Subject: Re: pkgsrc survey
To: None <netbsd-users@NetBSD.org, tech-pkg@NetBSD.org>
From: Tillman Hodgson <tillman@seekingfire.com>
List: netbsd-users
Date: 10/04/2005 21:42:43
On Tue, Oct 04, 2005 at 02:14:26PM -0700, Jeremy C. Reed wrote:
> Please consider installing pkgsrc/pkgtools/pkgsurvey and running it.
> 
> It will email your hostname, your operating system processor and version, 
> and list of your installed packages to an email alias setup by a member of 
> the pkgsrc Project Management Committee.

I gave it a try on 3 hosts this evening. All three had their email
bounced, an example of which follows:

   ----- Transcript of session follows -----                                                                                           
... while talking to uk-mail-b.pkgsrc.org.:                                                                                            
>>> MAIL From:<toor@utu.seekingfire.prv>                                                                                               
<<< 553 sorry, your envelope sender domain must exist (#5.7.1)                                                                         
501 5.6.0 Data format error

These are internal hosts with no local users (one is a KDC, for example)
and they're not set up to masquerade the email domain. It seems like a
poor place to implement that sort of anti-spam measure -- I think you'll
end up missing a lot of potentially reporting hosts. I suspect it would
be much more effective to filter based on the message contents and
formatting (since you control that via pkgsurvey anyway).

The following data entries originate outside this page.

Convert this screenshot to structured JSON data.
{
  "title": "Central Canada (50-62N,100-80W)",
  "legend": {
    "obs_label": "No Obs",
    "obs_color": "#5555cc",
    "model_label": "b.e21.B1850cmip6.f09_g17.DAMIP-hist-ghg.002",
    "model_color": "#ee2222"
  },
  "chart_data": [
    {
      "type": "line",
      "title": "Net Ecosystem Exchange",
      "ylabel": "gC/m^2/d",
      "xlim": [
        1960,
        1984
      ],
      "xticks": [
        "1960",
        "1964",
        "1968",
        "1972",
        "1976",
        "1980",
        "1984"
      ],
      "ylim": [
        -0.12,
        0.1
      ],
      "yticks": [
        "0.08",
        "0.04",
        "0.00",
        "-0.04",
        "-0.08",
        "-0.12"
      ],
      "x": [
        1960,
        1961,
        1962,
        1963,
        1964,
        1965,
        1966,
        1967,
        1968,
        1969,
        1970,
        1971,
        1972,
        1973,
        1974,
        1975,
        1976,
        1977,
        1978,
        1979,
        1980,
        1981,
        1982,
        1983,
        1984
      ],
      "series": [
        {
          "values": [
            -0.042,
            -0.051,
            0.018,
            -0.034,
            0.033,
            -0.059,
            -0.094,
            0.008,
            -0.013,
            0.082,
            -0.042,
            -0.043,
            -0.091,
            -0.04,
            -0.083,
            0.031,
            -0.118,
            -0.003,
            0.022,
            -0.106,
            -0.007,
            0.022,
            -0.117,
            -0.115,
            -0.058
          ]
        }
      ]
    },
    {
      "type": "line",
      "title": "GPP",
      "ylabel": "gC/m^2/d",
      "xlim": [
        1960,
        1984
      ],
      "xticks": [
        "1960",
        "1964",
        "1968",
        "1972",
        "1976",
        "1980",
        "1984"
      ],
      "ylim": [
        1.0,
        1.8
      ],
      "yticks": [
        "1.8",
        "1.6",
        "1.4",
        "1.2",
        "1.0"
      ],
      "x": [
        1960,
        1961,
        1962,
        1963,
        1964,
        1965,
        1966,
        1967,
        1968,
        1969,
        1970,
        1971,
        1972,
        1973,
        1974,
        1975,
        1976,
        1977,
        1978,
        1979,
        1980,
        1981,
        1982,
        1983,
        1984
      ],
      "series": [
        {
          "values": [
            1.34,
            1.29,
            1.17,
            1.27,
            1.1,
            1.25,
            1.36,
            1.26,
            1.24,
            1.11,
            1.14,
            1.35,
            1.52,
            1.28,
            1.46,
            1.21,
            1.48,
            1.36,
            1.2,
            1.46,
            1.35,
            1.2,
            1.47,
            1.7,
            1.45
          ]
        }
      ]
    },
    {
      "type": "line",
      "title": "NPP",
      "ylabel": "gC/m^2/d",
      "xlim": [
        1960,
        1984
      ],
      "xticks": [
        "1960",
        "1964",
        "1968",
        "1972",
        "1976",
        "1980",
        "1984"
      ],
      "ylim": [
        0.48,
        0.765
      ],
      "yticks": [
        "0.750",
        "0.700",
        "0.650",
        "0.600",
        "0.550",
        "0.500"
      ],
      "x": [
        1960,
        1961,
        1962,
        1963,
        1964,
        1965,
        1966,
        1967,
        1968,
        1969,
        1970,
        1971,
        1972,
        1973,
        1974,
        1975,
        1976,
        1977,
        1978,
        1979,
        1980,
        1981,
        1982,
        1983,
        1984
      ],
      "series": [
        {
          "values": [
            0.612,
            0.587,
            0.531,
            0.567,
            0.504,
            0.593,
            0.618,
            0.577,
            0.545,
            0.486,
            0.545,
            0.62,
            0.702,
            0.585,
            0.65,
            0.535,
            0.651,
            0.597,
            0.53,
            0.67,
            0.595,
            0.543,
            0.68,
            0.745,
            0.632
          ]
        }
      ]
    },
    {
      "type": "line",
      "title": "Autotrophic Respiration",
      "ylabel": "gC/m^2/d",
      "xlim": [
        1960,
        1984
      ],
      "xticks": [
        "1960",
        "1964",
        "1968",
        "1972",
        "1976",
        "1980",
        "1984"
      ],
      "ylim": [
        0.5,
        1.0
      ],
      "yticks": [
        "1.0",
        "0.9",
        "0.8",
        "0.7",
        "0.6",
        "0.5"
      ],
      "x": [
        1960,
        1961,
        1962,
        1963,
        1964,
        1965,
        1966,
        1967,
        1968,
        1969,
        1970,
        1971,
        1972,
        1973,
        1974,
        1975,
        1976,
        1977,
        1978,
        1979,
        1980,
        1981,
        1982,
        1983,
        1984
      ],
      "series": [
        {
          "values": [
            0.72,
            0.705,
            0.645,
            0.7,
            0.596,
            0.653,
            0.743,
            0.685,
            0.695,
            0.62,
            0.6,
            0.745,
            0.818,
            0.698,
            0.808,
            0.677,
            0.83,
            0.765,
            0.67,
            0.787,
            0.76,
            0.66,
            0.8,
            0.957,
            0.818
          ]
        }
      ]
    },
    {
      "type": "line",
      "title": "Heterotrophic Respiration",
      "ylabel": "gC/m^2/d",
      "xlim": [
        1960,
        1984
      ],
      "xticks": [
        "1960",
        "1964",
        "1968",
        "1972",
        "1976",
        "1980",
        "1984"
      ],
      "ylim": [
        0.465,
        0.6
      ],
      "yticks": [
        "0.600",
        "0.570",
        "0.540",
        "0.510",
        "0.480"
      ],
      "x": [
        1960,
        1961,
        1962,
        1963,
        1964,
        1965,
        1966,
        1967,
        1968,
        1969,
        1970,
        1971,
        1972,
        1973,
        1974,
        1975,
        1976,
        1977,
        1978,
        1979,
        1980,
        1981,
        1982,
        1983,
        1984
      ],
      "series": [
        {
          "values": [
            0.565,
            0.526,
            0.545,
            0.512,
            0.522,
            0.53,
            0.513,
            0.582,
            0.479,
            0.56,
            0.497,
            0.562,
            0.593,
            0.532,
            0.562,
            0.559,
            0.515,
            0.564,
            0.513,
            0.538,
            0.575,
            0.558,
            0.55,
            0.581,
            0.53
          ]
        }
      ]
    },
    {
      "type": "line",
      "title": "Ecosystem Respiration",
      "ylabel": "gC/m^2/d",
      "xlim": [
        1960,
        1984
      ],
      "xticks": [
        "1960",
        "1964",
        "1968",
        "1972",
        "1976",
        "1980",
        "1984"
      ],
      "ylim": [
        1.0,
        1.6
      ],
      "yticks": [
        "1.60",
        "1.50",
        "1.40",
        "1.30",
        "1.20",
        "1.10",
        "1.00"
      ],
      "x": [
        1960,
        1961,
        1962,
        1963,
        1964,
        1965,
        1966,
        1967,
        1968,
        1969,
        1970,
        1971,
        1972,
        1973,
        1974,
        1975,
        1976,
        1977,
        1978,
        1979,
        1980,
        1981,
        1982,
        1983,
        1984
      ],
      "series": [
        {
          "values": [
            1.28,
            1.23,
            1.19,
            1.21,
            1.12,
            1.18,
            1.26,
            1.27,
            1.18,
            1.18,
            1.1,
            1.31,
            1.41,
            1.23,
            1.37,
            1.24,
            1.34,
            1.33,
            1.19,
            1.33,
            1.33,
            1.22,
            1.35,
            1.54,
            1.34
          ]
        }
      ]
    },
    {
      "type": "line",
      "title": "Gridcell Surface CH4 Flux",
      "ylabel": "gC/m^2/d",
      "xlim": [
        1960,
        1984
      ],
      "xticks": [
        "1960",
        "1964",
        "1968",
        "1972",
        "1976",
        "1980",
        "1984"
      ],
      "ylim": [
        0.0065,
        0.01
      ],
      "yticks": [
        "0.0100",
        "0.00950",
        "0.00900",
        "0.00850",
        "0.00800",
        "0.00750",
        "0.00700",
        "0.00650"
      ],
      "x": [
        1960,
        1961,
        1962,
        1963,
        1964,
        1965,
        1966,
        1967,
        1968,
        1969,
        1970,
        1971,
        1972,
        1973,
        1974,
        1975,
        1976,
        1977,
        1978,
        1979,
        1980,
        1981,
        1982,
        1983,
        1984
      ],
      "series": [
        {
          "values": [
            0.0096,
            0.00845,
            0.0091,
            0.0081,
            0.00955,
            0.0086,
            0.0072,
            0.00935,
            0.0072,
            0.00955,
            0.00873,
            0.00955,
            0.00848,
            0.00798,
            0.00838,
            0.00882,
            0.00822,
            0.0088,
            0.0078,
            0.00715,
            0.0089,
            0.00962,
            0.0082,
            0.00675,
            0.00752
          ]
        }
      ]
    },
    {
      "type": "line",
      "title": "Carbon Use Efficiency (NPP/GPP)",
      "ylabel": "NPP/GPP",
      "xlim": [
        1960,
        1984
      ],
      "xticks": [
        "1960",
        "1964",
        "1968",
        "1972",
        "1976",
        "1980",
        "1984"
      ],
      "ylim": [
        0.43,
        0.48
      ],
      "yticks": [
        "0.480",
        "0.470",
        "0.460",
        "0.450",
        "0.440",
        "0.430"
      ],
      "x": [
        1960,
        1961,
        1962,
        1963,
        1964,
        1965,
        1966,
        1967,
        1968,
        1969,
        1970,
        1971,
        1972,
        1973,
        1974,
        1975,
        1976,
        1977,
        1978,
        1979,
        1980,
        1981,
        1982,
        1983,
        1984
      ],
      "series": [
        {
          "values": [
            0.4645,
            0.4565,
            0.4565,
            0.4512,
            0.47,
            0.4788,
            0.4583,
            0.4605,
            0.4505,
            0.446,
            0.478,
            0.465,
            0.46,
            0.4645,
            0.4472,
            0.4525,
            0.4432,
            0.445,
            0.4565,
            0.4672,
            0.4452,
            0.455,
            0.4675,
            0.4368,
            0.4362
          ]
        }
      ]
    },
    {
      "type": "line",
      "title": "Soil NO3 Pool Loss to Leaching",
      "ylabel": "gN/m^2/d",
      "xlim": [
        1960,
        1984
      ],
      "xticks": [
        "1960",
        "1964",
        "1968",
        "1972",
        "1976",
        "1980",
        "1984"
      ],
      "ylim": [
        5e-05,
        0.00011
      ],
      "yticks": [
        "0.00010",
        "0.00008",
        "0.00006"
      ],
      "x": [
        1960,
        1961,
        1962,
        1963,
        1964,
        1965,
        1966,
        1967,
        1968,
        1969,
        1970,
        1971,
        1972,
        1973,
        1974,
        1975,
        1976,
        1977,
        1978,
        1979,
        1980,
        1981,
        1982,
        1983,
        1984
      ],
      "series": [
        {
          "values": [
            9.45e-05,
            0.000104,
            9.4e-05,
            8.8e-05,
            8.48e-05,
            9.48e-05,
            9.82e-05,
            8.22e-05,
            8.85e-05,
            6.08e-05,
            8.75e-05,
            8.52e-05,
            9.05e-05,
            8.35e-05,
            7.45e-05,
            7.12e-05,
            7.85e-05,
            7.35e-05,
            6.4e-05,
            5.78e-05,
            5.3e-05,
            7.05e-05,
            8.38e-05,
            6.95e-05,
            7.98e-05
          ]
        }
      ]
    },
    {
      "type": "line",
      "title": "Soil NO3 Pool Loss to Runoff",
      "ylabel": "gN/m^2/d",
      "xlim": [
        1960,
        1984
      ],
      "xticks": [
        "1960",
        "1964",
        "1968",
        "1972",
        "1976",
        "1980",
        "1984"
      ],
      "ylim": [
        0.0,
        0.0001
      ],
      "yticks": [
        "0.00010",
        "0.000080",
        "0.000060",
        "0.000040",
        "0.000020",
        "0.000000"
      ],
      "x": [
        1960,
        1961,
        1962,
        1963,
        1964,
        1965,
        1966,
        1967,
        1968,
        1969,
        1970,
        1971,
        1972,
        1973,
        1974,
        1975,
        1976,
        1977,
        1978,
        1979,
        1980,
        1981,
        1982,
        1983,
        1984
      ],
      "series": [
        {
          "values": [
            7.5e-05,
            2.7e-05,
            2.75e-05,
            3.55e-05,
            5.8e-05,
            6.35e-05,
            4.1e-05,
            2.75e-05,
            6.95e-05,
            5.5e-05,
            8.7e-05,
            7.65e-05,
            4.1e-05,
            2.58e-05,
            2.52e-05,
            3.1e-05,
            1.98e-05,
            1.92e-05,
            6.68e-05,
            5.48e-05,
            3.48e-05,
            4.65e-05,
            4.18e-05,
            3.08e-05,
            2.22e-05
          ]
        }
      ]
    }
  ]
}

I'd like to help with this sort of reporting, I think it's an easy way
for large numbers of pkgsrc-using folks to contribute in a useful
(albeit minor) way. However, it's beyond my personal threshold of
laziness/pain to set up masquerading on the affected hosts. The problem
is entirely on my end, I hasten to assure you, but I suspect that
removing that barrier will help you get the results that you're looking
for.

-T


-- 
"Everything flows and nothing stays."